Regulating knowledge monopolies: the case of the IPCC

This paper, Regulating Knowledge Monopolies: The Case of the IPCC by Richard S.J. Tol, calls for regulation of the IPCC. The abstract reads,
The Intergovernmental Panel on Climate Change has a monopoly on the provision of climate policy advice at the international level and a strong market position in national policy advice. This may have been the intention of the founders of the IPCC. I argue that the IPCC has a natural monopoly, as a new entrant would have to invest time and effort over a longer period to perhaps match the reputation, trust, goodwill, and network of the IPCC. The IPCC is a not-for-profit organization, and it is run by nominal volunteers; it therefore cannot engage in the price-gouging that is typical of monopolies. However, the IPCC has certainly taken up tasks outside its mandate; the IPCC has been accused of haughtiness; innovation is slow; quality may have declined; and the IPCC may have used its power to hinder competitors. There are all things that monopolies tend to do, against the public interest. The IPCC would perform better if it were regulated by an independent body which audits the IPCC procedures and assesses its performance; if outside organizations would be allowed to bid for the production of reports and the provision of services under the IPCC brand; and if policy makers would encourage potential competitors to the IPCC.
Competition is the answer to monopoly. I'm not sure that the IPCC is a natural monpoly, its power comes from the fact that the World Meteorological Organization and the UN Environment Programme back it. Its power is therefore basically the product of "government" actions. The IPCC is the sole advisor to the international negotiations on climate policy under the UN Framework Convention on Climate Change. Remove such backing and the IPCC would have to stand on its own merits - such as they are.

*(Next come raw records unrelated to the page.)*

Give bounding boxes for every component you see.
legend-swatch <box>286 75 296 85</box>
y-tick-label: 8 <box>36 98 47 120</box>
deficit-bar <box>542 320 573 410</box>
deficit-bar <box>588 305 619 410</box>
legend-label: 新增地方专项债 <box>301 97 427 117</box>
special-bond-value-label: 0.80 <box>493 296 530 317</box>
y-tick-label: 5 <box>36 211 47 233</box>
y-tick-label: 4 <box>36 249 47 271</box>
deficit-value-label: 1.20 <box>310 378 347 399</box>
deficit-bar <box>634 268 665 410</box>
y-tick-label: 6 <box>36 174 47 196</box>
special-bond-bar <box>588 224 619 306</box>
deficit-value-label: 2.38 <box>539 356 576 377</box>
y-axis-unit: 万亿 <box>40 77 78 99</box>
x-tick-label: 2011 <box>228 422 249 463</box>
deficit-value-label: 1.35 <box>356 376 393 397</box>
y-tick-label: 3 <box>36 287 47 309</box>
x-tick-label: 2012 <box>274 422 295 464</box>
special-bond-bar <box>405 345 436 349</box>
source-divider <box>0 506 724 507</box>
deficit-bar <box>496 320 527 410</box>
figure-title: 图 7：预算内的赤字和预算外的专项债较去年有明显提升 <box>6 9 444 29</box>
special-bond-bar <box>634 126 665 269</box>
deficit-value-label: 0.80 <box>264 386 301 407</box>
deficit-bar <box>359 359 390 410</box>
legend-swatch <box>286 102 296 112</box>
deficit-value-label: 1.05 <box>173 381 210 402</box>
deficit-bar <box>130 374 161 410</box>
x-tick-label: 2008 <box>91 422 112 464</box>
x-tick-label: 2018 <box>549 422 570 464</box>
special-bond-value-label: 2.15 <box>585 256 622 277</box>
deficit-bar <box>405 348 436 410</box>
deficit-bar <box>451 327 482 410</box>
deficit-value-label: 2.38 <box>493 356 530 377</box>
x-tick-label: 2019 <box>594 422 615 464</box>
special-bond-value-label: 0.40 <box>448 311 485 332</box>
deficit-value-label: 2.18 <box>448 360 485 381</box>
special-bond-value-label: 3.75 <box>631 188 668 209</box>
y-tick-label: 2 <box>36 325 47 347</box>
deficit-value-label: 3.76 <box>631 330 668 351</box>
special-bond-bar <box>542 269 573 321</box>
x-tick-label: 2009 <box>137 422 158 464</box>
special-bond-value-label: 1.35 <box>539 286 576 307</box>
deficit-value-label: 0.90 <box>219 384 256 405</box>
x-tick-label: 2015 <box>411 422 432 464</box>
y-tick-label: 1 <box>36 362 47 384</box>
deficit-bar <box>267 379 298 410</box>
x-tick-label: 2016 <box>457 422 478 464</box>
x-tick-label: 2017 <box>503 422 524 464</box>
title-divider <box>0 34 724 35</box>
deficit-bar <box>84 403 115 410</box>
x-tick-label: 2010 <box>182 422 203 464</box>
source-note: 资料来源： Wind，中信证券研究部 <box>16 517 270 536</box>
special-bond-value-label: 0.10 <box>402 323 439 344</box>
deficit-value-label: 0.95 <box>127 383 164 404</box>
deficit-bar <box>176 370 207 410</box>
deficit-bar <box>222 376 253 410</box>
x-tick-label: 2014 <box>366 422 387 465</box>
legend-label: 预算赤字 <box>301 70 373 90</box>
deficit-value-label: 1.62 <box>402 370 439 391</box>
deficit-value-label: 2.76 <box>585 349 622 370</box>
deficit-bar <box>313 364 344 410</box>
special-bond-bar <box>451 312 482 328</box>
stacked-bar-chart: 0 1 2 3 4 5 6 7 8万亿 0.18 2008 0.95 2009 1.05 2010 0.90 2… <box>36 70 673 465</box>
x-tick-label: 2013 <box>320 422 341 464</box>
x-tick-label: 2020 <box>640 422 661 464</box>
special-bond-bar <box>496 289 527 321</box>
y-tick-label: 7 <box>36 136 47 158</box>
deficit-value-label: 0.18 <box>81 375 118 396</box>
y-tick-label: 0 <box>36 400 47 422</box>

Tol's call for increased competition is a positive move. But he could go further and call for an end to the IPCC itself and then let other bodies, national and international, provide what ever advise they wish. Why should a free market not work in the intellectual sector in the same way its works in other sectors of the economy?

2 comments:

matt said...

I wonder what the bidding would look like under competition.

"I'll give you .8 degrees by 2050 and 1.1 by 2070, and an extra 10 centimeters in ocean levels, and that is my best offer."

Can we presume that's the sort of bidding that (implicitly) goes on inside the IPCC right now?

Richard Tol said...

@Paul
My argument indeed hinges on question whether the IPCC is a monopoly or a natural monopoly.

I argue that it's a natural monopoly, and then regulation is the answer.

I do not have strong evidence, though, and I know four people who strongly disagree with me. If the IPCC is just a monopoly, competition is the answer.